I found a few problems in the .SDR file comments. For example, non-redundant SKUs have sensor C8h (Agg Thrm Mgn 1), whlie redundant SKUs have sensor C9h (Agg Thrm Mgn 2). However, the comments always mention Aggregate Thermal Margin 1 even when the record (correctly) refers to sensor C9h. But everything I found was only in the comments.
That should have fixed it. In fact, it should not be an issue except to us humans who like CR to keep things neat.
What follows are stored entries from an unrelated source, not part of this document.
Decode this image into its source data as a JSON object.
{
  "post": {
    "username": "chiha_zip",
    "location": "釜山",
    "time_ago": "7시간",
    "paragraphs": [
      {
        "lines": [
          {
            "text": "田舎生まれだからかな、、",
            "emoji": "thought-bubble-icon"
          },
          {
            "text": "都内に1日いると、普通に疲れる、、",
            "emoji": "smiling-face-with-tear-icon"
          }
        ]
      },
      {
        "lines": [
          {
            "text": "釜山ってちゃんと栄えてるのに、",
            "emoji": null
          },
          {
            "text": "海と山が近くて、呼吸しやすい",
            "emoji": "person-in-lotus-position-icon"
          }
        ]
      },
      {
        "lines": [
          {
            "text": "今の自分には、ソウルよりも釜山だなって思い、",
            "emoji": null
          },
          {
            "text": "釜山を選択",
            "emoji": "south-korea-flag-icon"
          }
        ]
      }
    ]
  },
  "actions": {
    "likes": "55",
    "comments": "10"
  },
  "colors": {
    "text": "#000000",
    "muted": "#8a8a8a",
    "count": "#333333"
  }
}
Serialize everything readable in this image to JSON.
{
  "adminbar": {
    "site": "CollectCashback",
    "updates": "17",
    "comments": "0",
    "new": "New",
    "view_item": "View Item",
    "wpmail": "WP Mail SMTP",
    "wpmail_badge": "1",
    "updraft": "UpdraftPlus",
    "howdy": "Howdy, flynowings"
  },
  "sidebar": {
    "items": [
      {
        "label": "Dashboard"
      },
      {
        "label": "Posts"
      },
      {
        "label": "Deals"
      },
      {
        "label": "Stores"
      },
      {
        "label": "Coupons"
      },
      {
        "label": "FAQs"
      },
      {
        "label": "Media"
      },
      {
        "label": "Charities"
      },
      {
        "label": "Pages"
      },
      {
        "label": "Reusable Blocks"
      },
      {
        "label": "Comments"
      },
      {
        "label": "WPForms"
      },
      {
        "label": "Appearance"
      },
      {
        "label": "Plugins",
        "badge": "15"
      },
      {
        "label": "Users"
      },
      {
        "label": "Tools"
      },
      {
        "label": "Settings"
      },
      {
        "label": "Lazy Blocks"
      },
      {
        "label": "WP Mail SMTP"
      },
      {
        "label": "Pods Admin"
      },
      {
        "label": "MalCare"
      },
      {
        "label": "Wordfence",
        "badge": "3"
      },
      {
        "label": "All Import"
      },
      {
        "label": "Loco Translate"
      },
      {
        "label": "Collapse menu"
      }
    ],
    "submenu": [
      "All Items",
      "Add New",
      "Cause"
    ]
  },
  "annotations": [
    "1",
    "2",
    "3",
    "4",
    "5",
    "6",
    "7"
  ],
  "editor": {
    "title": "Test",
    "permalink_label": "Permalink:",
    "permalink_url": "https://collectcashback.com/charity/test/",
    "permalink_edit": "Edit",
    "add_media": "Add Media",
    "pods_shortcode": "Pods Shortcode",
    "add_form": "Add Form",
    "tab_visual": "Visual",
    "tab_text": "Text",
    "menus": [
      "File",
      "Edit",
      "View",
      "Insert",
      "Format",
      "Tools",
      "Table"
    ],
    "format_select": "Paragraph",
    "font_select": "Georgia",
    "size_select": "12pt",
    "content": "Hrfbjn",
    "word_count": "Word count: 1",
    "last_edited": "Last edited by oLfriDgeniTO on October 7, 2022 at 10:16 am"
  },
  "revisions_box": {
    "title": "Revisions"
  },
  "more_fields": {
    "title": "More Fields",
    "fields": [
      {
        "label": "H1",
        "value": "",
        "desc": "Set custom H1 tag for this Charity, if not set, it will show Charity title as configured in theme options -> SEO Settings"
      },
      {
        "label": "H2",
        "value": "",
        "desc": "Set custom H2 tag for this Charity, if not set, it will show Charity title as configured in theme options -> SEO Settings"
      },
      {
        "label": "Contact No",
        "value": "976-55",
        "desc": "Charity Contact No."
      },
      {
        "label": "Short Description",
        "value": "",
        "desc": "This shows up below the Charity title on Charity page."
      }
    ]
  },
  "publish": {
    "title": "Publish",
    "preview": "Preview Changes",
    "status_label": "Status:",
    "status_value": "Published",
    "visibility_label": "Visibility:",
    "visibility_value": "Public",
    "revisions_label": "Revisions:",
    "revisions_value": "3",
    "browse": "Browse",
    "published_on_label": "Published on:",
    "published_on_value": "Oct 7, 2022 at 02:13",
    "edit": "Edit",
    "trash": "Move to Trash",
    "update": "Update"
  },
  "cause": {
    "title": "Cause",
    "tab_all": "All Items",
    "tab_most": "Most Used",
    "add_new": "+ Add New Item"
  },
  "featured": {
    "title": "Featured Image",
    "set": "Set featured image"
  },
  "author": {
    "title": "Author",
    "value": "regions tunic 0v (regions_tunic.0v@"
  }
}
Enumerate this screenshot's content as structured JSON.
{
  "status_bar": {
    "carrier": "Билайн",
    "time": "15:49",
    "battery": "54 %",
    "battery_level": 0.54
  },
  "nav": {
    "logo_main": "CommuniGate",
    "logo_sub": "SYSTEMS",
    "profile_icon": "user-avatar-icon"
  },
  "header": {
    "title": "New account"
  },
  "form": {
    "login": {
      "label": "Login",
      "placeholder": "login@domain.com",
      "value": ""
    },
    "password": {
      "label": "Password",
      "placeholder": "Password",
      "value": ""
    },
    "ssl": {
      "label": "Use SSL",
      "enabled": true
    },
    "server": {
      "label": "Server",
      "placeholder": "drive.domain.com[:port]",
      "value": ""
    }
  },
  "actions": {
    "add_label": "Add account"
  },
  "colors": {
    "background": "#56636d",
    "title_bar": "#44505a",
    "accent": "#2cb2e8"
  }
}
There is a new System update package you can try https://downloadcenter.intel.com/Detail_Desc.aspx?DwnldID=24732 https://downloadcenter.intel.com/Detail_Desc.aspx?DwnldID=24732
If that does not fix it, run the system info tool https://downloadcenter.intel.com/Detail_Desc.aspx?DwnldID=24718 https://downloadcenter.intel.com/Detail_Desc.aspx?DwnldID=24718
and post the results so we can see what is getting loaded for SDRs
The file looks great, except for fan 3 running at max speed,
Fans 3,4& 5 have a common thermal driver so all these fans should ramp together,
Pretty much comes down to hardware (fan driver) or maybe something really odd in the BMC.
You could try a BMC restore defaults (button in the web browse or using the syscfg tool syscfg -rbfd (i think-- you may need to check the syscfg -?)
High odds are a problem on the mother board.
Yeah, at some point it looks very much like a stuck PWM controller, if something like that can exist at all. I've already done a BMC restore using a jumper on the motherboard.
I'll engage customer support to have the motherboard replaced, thanks!